Quantcast

Rego Park podiatrist gets one year in prison for committing Medicare fraud

Doctor with handcuffs and money. Medical crime
Photo via Getty Images

A Rego Park podiatrist was sentenced for billing Medicare for services that he didn’t provide and submitting bills under other doctors’ names for a higher reimbursement, prosecutors announced Friday.

Melville resident Hal Abrahamson, 57, pleaded guilty to health care fraud in connection to his podiatry practice, which had offices in Rego Park and Plainview, on June 26, 2018. He was sentenced to one year and a day in prison and was also ordered to pay restitution of $869,651, pay a $50,000 fine and forfeit $177,000.

“Greed dictated this doctor’s billing practices,” said United States Attorney Richard P. Donoghue. “The defendant stole a million dollars from Medicare and private insurance companies but has been brought to justice.”

According to court documents, Abrahamson committed his healthcare fraud scheme from January 2013 until January 2017. During this time, Abrahamson billed for skin grafts and wound packing services he never performed. Charges say that Abrahamson billed for the skin graft procedure 1,092 times over the four-year period. By comparison, in the same period, a podiatrist with a similar practice in Plainview billed for the same procedure only once, while another podiatrist in Abrahamson’s office billed for it only five times.

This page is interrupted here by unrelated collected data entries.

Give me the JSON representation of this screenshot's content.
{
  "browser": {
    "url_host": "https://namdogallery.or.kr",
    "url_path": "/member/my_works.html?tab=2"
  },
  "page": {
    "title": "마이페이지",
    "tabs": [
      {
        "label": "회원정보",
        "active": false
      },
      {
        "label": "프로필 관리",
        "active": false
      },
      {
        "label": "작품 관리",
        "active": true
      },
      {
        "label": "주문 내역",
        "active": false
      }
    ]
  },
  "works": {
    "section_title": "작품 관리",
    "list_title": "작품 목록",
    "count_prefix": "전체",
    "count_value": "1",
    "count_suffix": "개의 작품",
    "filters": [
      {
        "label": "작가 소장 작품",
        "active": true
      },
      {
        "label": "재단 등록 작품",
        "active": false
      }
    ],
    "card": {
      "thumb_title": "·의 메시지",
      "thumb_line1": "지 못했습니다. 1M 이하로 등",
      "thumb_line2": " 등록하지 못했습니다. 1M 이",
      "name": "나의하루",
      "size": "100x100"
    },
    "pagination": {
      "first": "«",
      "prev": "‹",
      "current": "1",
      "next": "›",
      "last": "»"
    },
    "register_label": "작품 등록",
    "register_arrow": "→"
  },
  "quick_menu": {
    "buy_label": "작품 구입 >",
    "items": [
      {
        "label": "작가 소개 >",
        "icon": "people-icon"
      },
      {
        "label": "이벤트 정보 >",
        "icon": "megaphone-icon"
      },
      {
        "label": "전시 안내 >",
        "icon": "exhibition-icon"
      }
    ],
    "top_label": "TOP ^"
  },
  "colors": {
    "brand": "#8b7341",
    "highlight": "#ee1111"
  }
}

Abrahamson also billed for the wound packing procedure 757 over the four-year period, often billing this under another podiatrist’s name.

Charges also say that Abrahamson billed for work that was said to be done by another podiatrist whose reimbursement rate was higher, but which was in fact done by Abrahamson, or not at all, and billed for more expensive procedures than those actually performed.